No mais, matéria afeta à classificação do artigo 33 da lei 11343/06 como sendo ele um tipo misto alternativo, está ligada a UNIDADE DELITUOSA e ao CONCURSO DE CRIMES. Assim, se o agente, no mesmo contexto fático de sua conduta, realiza mais de uma ação nuclear típica, ter-se-á crime único, tendo em vista que, esse CONFLITO APARENTE DENTRO DA NORMA é solucionado pelo PRINCÍPIO DA ALTERNATIVIDADE. Todavia, se o agente desencadeia condutas em contextos fáticos diversos, estar-se-á diante do CONCURSO DE CRIMES, devendo seguir as regras do artigo 69 do Código Penal. Por oportuno, ressalta-se que, o tráfico de drogas poderá caracterizar o crime da lei 9613/98 (“lavagem de dinheiro”).

Urge salientar ainda que, por ser pouco provável a tentativa do crime do artigo 33 da lei 11343/06, a prisão em flagrante por policial que simular ser comprador da droga, é certamente legal, porque, condutas anteriores (por exemplo, ter em depósito, transportar, trazer consigo; que, aliás, são condutas permanentes), já fazem o crime ser consumado, logo, passível de prisão em flagrante (na mesma linha de raciocínio, advirta-se que, há também condutas instantâneas, como por exemplo: importar, exportar, preparar, etc.).

Destaque também deve ser dado à proibição de liberdade provisória a quem houver infringido o artigo 33 da lei 11343/06, mesmo que tenha havido permissão aos crimes hediondos conforme lei 11464/06, isso porque, o artigo 33 é equiparado a hediondo sendo regido por comando próprio – PRINCÍPIO DA ESPECIALIDADE (artigo 44 da lei 11343/06).
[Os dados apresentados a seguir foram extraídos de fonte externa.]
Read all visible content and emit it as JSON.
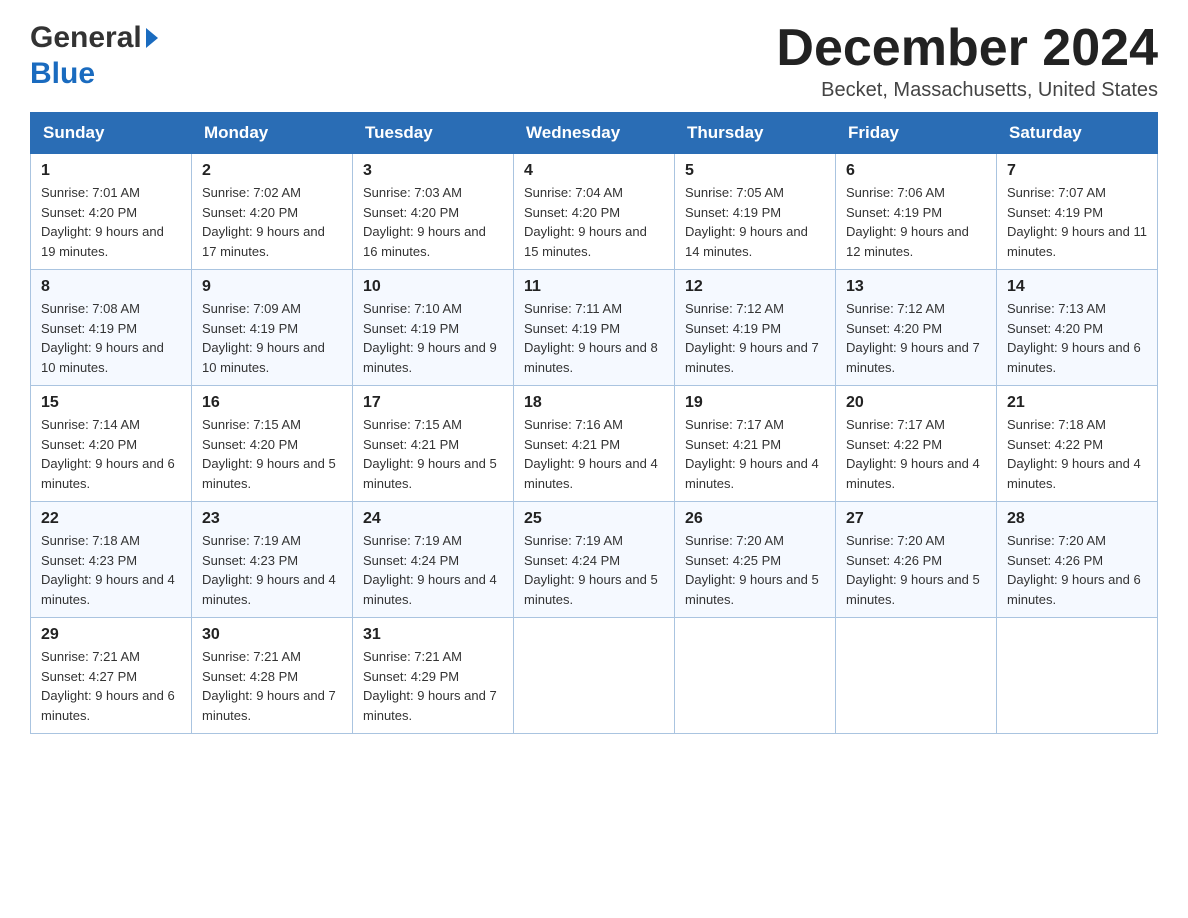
{
  "logo": {
    "general": "General",
    "blue": "Blue",
    "arrow": "▶"
  },
  "title": "December 2024",
  "location": "Becket, Massachusetts, United States",
  "headers": [
    "Sunday",
    "Monday",
    "Tuesday",
    "Wednesday",
    "Thursday",
    "Friday",
    "Saturday"
  ],
  "weeks": [
    [
      {
        "day": "1",
        "sunrise": "Sunrise: 7:01 AM",
        "sunset": "Sunset: 4:20 PM",
        "daylight": "Daylight: 9 hours and 19 minutes."
      },
      {
        "day": "2",
        "sunrise": "Sunrise: 7:02 AM",
        "sunset": "Sunset: 4:20 PM",
        "daylight": "Daylight: 9 hours and 17 minutes."
      },
      {
        "day": "3",
        "sunrise": "Sunrise: 7:03 AM",
        "sunset": "Sunset: 4:20 PM",
        "daylight": "Daylight: 9 hours and 16 minutes."
      },
      {
        "day": "4",
        "sunrise": "Sunrise: 7:04 AM",
        "sunset": "Sunset: 4:20 PM",
        "daylight": "Daylight: 9 hours and 15 minutes."
      },
      {
        "day": "5",
        "sunrise": "Sunrise: 7:05 AM",
        "sunset": "Sunset: 4:19 PM",
        "daylight": "Daylight: 9 hours and 14 minutes."
      },
      {
        "day": "6",
        "sunrise": "Sunrise: 7:06 AM",
        "sunset": "Sunset: 4:19 PM",
        "daylight": "Daylight: 9 hours and 12 minutes."
      },
      {
        "day": "7",
        "sunrise": "Sunrise: 7:07 AM",
        "sunset": "Sunset: 4:19 PM",
        "daylight": "Daylight: 9 hours and 11 minutes."
      }
    ],
    [
      {
        "day": "8",
        "sunrise": "Sunrise: 7:08 AM",
        "sunset": "Sunset: 4:19 PM",
        "daylight": "Daylight: 9 hours and 10 minutes."
      },
      {
        "day": "9",
        "sunrise": "Sunrise: 7:09 AM",
        "sunset": "Sunset: 4:19 PM",
        "daylight": "Daylight: 9 hours and 10 minutes."
      },
      {
        "day": "10",
        "sunrise": "Sunrise: 7:10 AM",
        "sunset": "Sunset: 4:19 PM",
        "daylight": "Daylight: 9 hours and 9 minutes."
      },
      {
        "day": "11",
        "sunrise": "Sunrise: 7:11 AM",
        "sunset": "Sunset: 4:19 PM",
        "daylight": "Daylight: 9 hours and 8 minutes."
      },
      {
        "day": "12",
        "sunrise": "Sunrise: 7:12 AM",
        "sunset": "Sunset: 4:19 PM",
        "daylight": "Daylight: 9 hours and 7 minutes."
      },
      {
        "day": "13",
        "sunrise": "Sunrise: 7:12 AM",
        "sunset": "Sunset: 4:20 PM",
        "daylight": "Daylight: 9 hours and 7 minutes."
      },
      {
        "day": "14",
        "sunrise": "Sunrise: 7:13 AM",
        "sunset": "Sunset: 4:20 PM",
        "daylight": "Daylight: 9 hours and 6 minutes."
      }
    ],
    [
      {
        "day": "15",
        "sunrise": "Sunrise: 7:14 AM",
        "sunset": "Sunset: 4:20 PM",
        "daylight": "Daylight: 9 hours and 6 minutes."
      },
      {
        "day": "16",
        "sunrise": "Sunrise: 7:15 AM",
        "sunset": "Sunset: 4:20 PM",
        "daylight": "Daylight: 9 hours and 5 minutes."
      },
      {
        "day": "17",
        "sunrise": "Sunrise: 7:15 AM",
        "sunset": "Sunset: 4:21 PM",
        "daylight": "Daylight: 9 hours and 5 minutes."
      },
      {
        "day": "18",
        "sunrise": "Sunrise: 7:16 AM",
        "sunset": "Sunset: 4:21 PM",
        "daylight": "Daylight: 9 hours and 4 minutes."
      },
      {
        "day": "19",
        "sunrise": "Sunrise: 7:17 AM",
        "sunset": "Sunset: 4:21 PM",
        "daylight": "Daylight: 9 hours and 4 minutes."
      },
      {
        "day": "20",
        "sunrise": "Sunrise: 7:17 AM",
        "sunset": "Sunset: 4:22 PM",
        "daylight": "Daylight: 9 hours and 4 minutes."
      },
      {
        "day": "21",
        "sunrise": "Sunrise: 7:18 AM",
        "sunset": "Sunset: 4:22 PM",
        "daylight": "Daylight: 9 hours and 4 minutes."
      }
    ],
    [
      {
        "day": "22",
        "sunrise": "Sunrise: 7:18 AM",
        "sunset": "Sunset: 4:23 PM",
        "daylight": "Daylight: 9 hours and 4 minutes."
      },
      {
        "day": "23",
        "sunrise": "Sunrise: 7:19 AM",
        "sunset": "Sunset: 4:23 PM",
        "daylight": "Daylight: 9 hours and 4 minutes."
      },
      {
        "day": "24",
        "sunrise": "Sunrise: 7:19 AM",
        "sunset": "Sunset: 4:24 PM",
        "daylight": "Daylight: 9 hours and 4 minutes."
      },
      {
        "day": "25",
        "sunrise": "Sunrise: 7:19 AM",
        "sunset": "Sunset: 4:24 PM",
        "daylight": "Daylight: 9 hours and 5 minutes."
      },
      {
        "day": "26",
        "sunrise": "Sunrise: 7:20 AM",
        "sunset": "Sunset: 4:25 PM",
        "daylight": "Daylight: 9 hours and 5 minutes."
      },
      {
        "day": "27",
        "sunrise": "Sunrise: 7:20 AM",
        "sunset": "Sunset: 4:26 PM",
        "daylight": "Daylight: 9 hours and 5 minutes."
      },
      {
        "day": "28",
        "sunrise": "Sunrise: 7:20 AM",
        "sunset": "Sunset: 4:26 PM",
        "daylight": "Daylight: 9 hours and 6 minutes."
      }
    ],
    [
      {
        "day": "29",
        "sunrise": "Sunrise: 7:21 AM",
        "sunset": "Sunset: 4:27 PM",
        "daylight": "Daylight: 9 hours and 6 minutes."
      },
      {
        "day": "30",
        "sunrise": "Sunrise: 7:21 AM",
        "sunset": "Sunset: 4:28 PM",
        "daylight": "Daylight: 9 hours and 7 minutes."
      },
      {
        "day": "31",
        "sunrise": "Sunrise: 7:21 AM",
        "sunset": "Sunset: 4:29 PM",
        "daylight": "Daylight: 9 hours and 7 minutes."
      },
      null,
      null,
      null,
      null
    ]
  ]
}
Ademais, conforme entendimento dos Tribunais, o magistrado nem deve fazer combinações de leis (“Lex tertia”) entre a,lei 6368/76 e a lei 11343/06 para beneficiar o agente (“Lex mitior” e “Lex gravior”) uma vez que, não é sua competência legislar. Todavia, a jurisprudência é oscilante, vindo a admitir liberdade provisória, justificando-se no sentido de ser a lei 11464/06 mais benéfica ao réu (princípio do favor rei) e ulterior à lei 11343/06 (critério cronológico).
Conclui-se que o Estado Democrático Brasileiro, reprime severamente o tráfico ilícito de drogas, tendo em vista o mandado de criminalização estabelecido no artigo 5º inciso XLIII da Constituição Federal, atendido pela lei 11343/06 (artigo 33). Aliás, fato esse corroborado ainda mais pela Lei Maior que autoriza a expropriação de glebas onde forem localizadas culturas ilegais de plantas psicotrópicas (artigo 243); e ainda, pela possibilidade de extradição do brasileiro naturalizado envolvido com tráfico de drogas (artigo 5º, inciso LI).